Formellement, rien n’oblige la présidente de la Commission à tenir compte des équilibres politiques du Parlement européen ou des États membres. Dans les faits et on le voit dans le trombinoscope, on constate que l’aile droite se taille la part du lion dans le Gouvernement européen. Or, c’est bien le PPE — Parti Populaire Européen — qui est le premier groupe dans l’hémicycle.
Comme les commissaires désignés doivent être « validés » par un vote formel des eurodéputés, il faut amadouer ces derniers. C’est pour cela qu’il y a une forte représentation, parmi les commissaires, du centre droit, du centre gauche et des libéraux : ce sont les forces majoritaires en présence au Parlement européen.

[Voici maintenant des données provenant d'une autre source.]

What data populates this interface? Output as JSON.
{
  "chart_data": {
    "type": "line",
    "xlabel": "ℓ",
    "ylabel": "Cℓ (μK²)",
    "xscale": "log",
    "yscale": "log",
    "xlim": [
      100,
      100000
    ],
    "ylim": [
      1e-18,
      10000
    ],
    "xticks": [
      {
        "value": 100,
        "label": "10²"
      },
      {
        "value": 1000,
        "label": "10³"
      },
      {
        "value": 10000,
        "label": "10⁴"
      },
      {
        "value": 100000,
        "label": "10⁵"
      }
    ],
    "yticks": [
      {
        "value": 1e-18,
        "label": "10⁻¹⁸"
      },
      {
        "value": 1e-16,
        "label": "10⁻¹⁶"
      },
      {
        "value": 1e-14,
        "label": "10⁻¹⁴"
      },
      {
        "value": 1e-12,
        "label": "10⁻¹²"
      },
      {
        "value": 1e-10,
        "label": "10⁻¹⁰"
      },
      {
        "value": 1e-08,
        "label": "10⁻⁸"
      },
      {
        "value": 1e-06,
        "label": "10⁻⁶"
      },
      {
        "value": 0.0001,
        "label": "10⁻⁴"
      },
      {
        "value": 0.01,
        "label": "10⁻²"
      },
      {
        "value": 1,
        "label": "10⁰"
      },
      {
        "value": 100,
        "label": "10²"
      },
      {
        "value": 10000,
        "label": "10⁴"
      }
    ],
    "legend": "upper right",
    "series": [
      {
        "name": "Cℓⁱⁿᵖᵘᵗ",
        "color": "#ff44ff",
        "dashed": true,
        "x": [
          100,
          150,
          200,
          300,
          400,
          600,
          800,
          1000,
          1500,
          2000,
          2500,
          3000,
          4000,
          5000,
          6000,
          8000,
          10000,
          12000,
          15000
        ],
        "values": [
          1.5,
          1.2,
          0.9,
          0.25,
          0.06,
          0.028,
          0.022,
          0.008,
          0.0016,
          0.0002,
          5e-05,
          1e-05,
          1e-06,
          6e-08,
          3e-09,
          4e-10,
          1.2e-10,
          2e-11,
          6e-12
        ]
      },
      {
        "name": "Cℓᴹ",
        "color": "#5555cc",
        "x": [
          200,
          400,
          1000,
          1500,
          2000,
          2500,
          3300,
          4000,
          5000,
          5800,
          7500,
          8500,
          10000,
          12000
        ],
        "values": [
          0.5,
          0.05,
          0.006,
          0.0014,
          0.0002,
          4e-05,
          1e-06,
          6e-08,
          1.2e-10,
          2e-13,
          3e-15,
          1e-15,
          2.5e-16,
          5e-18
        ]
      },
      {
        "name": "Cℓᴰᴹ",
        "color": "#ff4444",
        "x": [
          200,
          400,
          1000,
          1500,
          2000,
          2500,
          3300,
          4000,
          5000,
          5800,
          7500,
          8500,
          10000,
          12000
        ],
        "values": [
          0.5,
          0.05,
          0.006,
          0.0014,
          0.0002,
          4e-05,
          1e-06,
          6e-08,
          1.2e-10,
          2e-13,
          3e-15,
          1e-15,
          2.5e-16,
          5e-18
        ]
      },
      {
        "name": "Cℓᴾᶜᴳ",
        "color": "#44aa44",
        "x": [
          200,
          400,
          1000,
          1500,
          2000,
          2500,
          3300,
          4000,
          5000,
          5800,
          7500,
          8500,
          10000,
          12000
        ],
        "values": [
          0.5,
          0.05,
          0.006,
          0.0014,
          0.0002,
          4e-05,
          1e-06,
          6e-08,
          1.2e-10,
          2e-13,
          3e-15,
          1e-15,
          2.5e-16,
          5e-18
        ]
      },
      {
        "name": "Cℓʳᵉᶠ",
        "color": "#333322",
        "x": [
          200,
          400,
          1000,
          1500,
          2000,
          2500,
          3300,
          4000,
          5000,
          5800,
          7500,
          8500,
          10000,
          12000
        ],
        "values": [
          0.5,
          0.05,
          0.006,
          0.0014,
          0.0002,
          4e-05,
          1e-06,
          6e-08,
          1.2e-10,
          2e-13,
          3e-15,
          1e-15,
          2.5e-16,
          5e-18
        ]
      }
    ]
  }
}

La règle n’est pas absolue. Un État membre peut choisir d’envoyer en premier lieu un technicien plutôt qu’un politique. C’est le choix de la Hongrie et la République tchèque. Néanmoins, Olivér Várhelyi est réputé proche de Viktor Orbán.
Les commissaires européens : un rôle majeur dans le quotidien des Français (et des Européens)
En France, à chaque problème, on dégaine le député de circonscription, le porte-parole de chaque parti et le ministre en charge du dossier. On l’a vu avec le cas de l’usine Michelin. Mais, on pense plus rarement aux commissaires.
Pourtant, ce sont eux qui vont prendre des décisions. En effet, les décisions de l’Union européenne nous concernent au premier plan. Chacune doit être retranscrite ou transposée en droit interne et être appliquée. D’ailleurs, les députés européens ne se privent pas de poser des questions écrites sur des dossiers très locaux.
De la même manière et cela s’est vu lors du projet de loi de finances pour 2025, les parlementaires français ne peuvent pas faire preuve de (trop) fantaisies sur le budget. La France a des engagements à respecter.
La feuille de route de chacun des commissaires aura un impact sur tous les Français.